Limitation of the Thevenin's equivalent circuit

Question

^{simulate this circuit – Schematic created using CircuitLab}

Thevenin's theorem independently derived in 1853 by the German scientist Hermann von Helmholtz and in 1883 by Léon Charles Thévenin (1857–1926) allows any two-terminal linear network to be reduced to an equivalent circuit consisting of a single voltage source in series with a single resistor. This is known as the Thevenin equivalent circuit.

But the Thevenin equivalent circuit doesn't make sense in some situations. For example, if we connect a load with low enough resistance Thevenin Equivalent may not behave as the original circuit especially if the original circuit had resistors parallel with the load. I couldn't find any online material that especially mentions this limitation. So I want to know if that is a valid observation (probably implicit?).

Edit: It is a wrong observation and I understood it only after I drew the diagram. Stupid AI (yes, multiple) reassured me, every time I asked this, my observation is correct. When asked to cite sources all minus one told me they couldn't find any and derived it from basic circuit logic. The one AI that did cite the source fabricated an imagined statement (hallucination probably) from an existing source. That is how good AI is.

Answer 1

^{simulate this circuit – Schematic created using CircuitLab}

In your second circuit, the Thevenin resistor should be 5 kΩ, the parallel combination of the two resistors in your first circuit.

That can easily be seen by looking at the open circuit voltage and short circuit current from the source.

On my left circuit, the open circuit voltage is 50 V, given by the 2:1 voltage division of R1 and R2.

On my right, the short circuit current is controlled only by R4. RL1 and R3 are shorted, so are not relevant. The short circuit current is 10 mA.

Now if we want to form the Thevenin equivalent of this source between A and B terminals, we will need a 50 V source. Now obviously its series resistance needs to be 5kΩ to have the same short circuit current flowing.

Once you are experienced in doing Thevenin conversions, you do the following to work out the equivalent series resistance - replace all voltage sources with short circuits, replace all current sources with open circuits, calculate the remaining series/parallel combinations of all the resistors.

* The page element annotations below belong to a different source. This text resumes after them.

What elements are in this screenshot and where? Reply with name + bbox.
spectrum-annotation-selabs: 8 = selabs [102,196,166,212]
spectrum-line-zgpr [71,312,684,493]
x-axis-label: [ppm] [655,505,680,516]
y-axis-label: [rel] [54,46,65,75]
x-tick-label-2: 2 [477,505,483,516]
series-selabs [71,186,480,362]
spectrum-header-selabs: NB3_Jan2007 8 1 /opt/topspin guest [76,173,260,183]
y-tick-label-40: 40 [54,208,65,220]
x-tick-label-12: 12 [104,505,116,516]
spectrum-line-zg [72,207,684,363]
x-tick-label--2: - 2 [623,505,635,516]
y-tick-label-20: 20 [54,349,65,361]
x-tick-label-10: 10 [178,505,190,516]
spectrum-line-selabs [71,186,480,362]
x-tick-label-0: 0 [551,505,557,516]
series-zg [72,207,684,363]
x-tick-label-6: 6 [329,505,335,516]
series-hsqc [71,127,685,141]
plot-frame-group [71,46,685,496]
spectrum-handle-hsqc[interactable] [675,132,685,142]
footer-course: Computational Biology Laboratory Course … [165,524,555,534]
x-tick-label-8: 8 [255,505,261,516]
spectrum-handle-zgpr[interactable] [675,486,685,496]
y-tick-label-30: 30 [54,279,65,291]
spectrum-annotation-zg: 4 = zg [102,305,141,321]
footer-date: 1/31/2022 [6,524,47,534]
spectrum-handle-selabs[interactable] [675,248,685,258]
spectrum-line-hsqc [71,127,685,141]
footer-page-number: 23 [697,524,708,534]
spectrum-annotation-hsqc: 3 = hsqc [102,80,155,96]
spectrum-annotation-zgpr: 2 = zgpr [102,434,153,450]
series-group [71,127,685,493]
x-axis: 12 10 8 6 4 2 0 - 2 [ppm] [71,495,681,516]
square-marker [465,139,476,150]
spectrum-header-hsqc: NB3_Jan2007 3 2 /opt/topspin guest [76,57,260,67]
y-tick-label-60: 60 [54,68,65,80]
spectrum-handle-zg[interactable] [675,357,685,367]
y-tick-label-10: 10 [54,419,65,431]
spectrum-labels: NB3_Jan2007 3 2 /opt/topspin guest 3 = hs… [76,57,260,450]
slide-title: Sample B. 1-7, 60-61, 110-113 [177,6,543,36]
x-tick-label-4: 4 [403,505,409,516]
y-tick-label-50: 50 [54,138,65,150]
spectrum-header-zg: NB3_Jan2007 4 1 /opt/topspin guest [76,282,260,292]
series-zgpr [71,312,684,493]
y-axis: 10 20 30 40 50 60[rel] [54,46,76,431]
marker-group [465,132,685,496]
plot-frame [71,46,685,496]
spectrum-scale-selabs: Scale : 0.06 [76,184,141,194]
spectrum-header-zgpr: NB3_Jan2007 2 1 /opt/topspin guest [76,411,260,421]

As you can see, shorting V1 puts R1 and R2 in parallel.

Some people don't like the idea of 'shorting voltage sources', but it's just a mis-naming of what we are really doing. Voltages sources, in ideal circuit theory like this, already have zero output resistance. You can draw whatever current you like from a voltage source, and the voltage will stay the same - that's the definition of zero output resistance. What we are doing then is adjusting the voltage of the source down to zero, so that we can compute the resistance of the rest of the network, without the voltage getting in the way.

Here's a very good exercise to work through, both to get some intuition, and for you to understand what's happening should you try to debug some circuit by driving it from this simple controllable source.

^{simulate this circuit}

What is the Thevenin circuit for this simple variable voltage source?

You know V is variable, but R_Thevenin is variable too. It's at its maximum of 2.5 kΩ at mid voltage out. It's always lower than that elsewhere, and it's zero at full voltage and zero voltage.

Answer 2

The Thevenin (and Norton) equivalent only applies to linear circuits. It also does not mean that the power dissipation in the equivalent circuit is the same as in the original.